Let’s hope newlywed Ashley Judd chooses mates better in real life than in the movies.

She picked a guy who dumped her after she became pregnant in “Smoke,” she hooked up with a bank robber in “Heat,” her hubby was a two-timing psycho in “Double Jeopardy,” and her boyfriend left her just short of the altar in

“Someone Like You.” In her new “High Crimes,” her husband fibs about his name and, possibly, about butchering nine people.

Lawyer Judd is on the town with her spouse (Jim Caviezel) when the FBI descends, charging him with a murder supposedly committed when he was a Marine.

Judd’s plate is full, but she agrees to defend him, in between representing high-powered clients at her firm and single-handedly bringing back the cowl-neck sweater.

“High Crimes” is a lot like “Double Jeopardy,” but it has a better director and that is a big mistake. This sort of movie isn’t believable for a second.

It depends on too many coincidences and sudden reversals of fortune, and right from the beginning you’ll suspect that there would be no reason for

Judd, Caviezel and Morgan Freeman (as an attorney who helps Judd) to be interested in this formulaic script unless there was a big twist waiting at the end.
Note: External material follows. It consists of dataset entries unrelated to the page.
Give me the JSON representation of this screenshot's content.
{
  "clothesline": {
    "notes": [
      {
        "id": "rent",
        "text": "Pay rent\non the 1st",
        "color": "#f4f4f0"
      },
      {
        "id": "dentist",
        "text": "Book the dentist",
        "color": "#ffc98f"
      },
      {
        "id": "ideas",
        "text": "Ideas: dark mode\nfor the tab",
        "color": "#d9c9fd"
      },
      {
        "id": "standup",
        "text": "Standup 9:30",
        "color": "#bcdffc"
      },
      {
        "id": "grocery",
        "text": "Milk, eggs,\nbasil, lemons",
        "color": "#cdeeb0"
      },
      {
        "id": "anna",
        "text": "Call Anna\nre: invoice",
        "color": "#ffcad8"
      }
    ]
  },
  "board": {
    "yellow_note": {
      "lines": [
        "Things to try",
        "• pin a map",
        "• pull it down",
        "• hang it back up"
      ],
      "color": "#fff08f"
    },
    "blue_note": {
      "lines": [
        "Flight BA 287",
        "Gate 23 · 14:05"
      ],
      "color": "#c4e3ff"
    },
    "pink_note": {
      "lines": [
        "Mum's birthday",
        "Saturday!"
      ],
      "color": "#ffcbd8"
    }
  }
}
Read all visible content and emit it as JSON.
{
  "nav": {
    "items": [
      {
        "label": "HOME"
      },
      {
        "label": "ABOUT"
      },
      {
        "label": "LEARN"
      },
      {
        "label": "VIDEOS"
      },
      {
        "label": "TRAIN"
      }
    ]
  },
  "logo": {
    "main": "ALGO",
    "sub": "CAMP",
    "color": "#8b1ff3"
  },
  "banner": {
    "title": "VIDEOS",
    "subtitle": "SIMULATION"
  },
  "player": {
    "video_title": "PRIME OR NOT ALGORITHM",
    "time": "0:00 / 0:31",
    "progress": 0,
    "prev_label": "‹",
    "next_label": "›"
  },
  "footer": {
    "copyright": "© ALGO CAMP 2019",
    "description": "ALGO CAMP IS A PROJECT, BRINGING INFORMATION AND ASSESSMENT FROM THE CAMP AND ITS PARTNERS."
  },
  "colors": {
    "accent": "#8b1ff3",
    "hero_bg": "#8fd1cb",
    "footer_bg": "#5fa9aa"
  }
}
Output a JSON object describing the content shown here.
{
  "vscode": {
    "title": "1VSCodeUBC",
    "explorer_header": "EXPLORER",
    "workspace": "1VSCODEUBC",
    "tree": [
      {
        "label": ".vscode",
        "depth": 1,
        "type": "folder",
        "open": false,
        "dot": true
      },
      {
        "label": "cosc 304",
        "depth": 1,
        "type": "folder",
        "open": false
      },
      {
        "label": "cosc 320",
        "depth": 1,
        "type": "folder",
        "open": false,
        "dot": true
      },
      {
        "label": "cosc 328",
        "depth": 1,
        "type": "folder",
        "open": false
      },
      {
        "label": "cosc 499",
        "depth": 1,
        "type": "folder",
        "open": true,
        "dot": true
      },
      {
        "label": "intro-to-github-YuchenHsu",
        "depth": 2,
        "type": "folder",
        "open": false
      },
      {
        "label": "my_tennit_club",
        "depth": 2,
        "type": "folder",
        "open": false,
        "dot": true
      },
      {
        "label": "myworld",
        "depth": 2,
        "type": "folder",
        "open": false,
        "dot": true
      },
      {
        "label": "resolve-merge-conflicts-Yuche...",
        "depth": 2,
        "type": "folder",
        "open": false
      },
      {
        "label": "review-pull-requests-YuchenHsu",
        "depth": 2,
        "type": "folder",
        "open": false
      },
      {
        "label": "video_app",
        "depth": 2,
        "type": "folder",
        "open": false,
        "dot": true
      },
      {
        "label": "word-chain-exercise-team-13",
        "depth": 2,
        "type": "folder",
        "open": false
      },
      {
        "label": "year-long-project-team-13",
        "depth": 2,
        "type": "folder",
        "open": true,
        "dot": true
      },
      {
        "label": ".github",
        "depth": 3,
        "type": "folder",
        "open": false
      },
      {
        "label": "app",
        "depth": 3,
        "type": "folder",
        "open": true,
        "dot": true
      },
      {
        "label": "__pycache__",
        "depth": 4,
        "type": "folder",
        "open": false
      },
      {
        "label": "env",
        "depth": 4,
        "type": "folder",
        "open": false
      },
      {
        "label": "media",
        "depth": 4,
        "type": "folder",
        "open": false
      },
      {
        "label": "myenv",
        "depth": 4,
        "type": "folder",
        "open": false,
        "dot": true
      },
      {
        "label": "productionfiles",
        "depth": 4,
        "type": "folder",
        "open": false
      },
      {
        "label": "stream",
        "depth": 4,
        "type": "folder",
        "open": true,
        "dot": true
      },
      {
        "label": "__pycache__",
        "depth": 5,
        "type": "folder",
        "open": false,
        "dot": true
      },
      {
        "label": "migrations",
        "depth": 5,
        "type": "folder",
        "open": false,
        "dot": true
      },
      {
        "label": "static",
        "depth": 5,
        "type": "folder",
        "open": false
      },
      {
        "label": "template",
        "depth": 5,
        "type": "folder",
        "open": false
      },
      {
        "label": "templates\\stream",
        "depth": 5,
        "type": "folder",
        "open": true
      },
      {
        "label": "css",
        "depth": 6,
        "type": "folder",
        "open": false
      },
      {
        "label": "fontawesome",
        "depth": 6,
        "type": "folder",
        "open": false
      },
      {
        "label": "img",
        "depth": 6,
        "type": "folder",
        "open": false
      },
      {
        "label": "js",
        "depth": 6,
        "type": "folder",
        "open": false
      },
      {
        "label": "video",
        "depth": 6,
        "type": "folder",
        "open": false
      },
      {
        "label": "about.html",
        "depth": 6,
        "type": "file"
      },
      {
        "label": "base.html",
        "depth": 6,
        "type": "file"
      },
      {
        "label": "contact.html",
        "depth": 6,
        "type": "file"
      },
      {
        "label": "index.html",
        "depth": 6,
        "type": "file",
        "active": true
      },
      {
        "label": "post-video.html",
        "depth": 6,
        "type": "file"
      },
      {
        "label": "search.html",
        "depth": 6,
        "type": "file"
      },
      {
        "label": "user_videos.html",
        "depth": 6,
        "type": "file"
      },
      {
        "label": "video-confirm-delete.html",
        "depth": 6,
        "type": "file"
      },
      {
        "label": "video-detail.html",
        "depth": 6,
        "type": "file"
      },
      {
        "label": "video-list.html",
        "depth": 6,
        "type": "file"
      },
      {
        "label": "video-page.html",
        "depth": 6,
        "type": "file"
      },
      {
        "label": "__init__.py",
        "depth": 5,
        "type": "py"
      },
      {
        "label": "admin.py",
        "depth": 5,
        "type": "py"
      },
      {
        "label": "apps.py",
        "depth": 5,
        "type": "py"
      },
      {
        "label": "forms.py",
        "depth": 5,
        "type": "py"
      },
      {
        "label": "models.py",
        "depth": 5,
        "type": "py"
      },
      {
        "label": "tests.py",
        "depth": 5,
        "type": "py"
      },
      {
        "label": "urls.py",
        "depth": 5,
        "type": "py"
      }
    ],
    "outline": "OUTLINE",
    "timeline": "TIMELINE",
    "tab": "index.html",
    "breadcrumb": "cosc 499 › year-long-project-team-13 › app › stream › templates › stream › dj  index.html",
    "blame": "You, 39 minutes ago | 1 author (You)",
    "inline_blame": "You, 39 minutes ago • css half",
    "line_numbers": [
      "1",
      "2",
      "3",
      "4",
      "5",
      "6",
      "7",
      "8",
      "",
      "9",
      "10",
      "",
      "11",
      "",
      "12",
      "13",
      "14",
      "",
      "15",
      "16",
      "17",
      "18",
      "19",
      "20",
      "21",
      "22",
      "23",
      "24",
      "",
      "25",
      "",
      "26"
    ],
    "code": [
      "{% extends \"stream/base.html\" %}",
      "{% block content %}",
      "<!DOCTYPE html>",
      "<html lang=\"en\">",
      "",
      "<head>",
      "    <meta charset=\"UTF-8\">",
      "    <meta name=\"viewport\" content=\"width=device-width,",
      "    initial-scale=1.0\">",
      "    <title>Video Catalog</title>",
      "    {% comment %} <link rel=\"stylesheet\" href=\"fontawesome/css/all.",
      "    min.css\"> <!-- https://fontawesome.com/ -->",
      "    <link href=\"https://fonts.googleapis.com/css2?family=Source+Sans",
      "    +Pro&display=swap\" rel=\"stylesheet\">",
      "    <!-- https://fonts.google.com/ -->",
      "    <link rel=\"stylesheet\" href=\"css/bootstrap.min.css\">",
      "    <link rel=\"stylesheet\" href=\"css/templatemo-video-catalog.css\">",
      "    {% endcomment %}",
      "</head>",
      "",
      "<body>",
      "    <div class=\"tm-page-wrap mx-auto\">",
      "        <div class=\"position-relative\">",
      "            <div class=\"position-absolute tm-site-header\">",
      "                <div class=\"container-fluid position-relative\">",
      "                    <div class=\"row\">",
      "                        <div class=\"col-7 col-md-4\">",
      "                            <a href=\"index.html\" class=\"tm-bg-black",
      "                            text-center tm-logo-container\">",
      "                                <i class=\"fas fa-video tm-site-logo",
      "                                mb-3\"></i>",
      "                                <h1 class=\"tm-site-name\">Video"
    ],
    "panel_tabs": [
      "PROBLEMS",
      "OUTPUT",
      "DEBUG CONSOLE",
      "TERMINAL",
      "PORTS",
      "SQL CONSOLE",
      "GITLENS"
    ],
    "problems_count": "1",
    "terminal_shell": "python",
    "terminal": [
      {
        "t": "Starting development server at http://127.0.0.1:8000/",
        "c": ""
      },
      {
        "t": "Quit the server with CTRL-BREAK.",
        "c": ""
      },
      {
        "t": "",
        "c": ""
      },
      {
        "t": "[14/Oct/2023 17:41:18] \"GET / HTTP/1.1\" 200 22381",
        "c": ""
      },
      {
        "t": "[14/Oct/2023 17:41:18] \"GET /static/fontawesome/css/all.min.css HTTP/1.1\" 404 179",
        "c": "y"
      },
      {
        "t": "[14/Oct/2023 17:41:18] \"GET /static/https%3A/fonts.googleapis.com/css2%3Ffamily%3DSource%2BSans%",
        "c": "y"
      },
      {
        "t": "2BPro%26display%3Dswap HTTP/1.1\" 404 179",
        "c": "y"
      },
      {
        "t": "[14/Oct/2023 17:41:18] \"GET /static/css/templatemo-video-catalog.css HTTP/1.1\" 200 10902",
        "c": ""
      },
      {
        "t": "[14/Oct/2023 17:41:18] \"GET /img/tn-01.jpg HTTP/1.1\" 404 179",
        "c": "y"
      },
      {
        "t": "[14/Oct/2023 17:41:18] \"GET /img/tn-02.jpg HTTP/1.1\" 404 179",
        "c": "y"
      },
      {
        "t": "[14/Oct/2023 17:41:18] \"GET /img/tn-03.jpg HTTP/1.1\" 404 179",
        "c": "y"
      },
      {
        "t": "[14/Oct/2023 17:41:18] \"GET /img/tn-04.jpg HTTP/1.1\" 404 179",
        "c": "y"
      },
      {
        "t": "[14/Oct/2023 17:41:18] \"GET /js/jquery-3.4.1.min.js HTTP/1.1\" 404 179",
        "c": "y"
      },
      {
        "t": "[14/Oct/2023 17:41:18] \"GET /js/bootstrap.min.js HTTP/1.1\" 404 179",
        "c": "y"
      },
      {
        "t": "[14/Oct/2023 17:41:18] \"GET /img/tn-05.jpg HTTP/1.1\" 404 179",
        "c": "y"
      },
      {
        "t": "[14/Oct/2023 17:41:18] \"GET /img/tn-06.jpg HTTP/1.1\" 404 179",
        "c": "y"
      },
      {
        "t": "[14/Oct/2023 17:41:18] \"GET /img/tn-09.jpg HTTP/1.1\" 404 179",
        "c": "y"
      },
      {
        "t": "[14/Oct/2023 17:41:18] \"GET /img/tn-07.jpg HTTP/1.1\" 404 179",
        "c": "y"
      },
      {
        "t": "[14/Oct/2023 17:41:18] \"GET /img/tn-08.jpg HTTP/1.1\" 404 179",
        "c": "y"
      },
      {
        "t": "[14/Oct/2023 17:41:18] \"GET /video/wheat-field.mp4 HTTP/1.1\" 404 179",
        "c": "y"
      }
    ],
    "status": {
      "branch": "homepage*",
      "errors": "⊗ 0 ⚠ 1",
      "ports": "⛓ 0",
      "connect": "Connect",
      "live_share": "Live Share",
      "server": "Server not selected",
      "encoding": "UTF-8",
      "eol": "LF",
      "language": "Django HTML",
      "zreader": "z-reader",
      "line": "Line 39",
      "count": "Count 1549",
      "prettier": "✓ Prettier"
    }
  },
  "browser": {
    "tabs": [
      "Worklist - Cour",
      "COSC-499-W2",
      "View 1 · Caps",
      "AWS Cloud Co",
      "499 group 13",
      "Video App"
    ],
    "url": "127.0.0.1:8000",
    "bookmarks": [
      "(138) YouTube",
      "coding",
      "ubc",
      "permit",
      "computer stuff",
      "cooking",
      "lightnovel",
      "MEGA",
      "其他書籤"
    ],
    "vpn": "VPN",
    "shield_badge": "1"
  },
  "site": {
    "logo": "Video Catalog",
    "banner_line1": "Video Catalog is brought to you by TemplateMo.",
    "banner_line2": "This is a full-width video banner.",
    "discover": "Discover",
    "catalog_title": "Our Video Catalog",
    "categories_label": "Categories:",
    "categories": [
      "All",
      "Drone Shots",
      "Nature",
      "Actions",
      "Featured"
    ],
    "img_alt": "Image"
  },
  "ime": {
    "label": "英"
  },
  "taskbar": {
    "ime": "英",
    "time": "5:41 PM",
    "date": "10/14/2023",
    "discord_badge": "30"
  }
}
What can be fun about these movies, what was fun about “Double Jeopardy,” was the way it embraced its own goofy, pulpy stupidness.

Of course Judd’s best friend turned out to be in on it in “Double Jeopardy.” Of course she got trapped in a closed grave but somehow escaped.

Of course, when she finally confronted her heel of a husband, she did it in an evening gown, accessorized by do-me pumps and a pistol.

Those kinds of things also happen in “High Crimes,” but they’re not as entertaining.

Why? The talented Carl Franklin (“One True Thing,” “One False Move”) is a realist, with a great feel for character details and plot nuances, but

“High Crimes” needs realism like it needs a hole in Judd’s perfectly coiffed head.

This movie could have used a director who’d delight in the stupidity of the way Judd’s bruised cheek perfectly matches her bronze eye shadow, of Freeman’s insanely cavalier approach to his character’s alcoholism, of Judd teetering around lean-to shacks in Jimmy Choo heels.

But sober, serious-minded Franklin doesn’t respond to the ridiculousness of “High Crimes.” His mistake is actually trying to make it make sense.

SHOULD YOU GO? Nah. The real crime is taking an enjoyably dumb story and trying to smarten it up.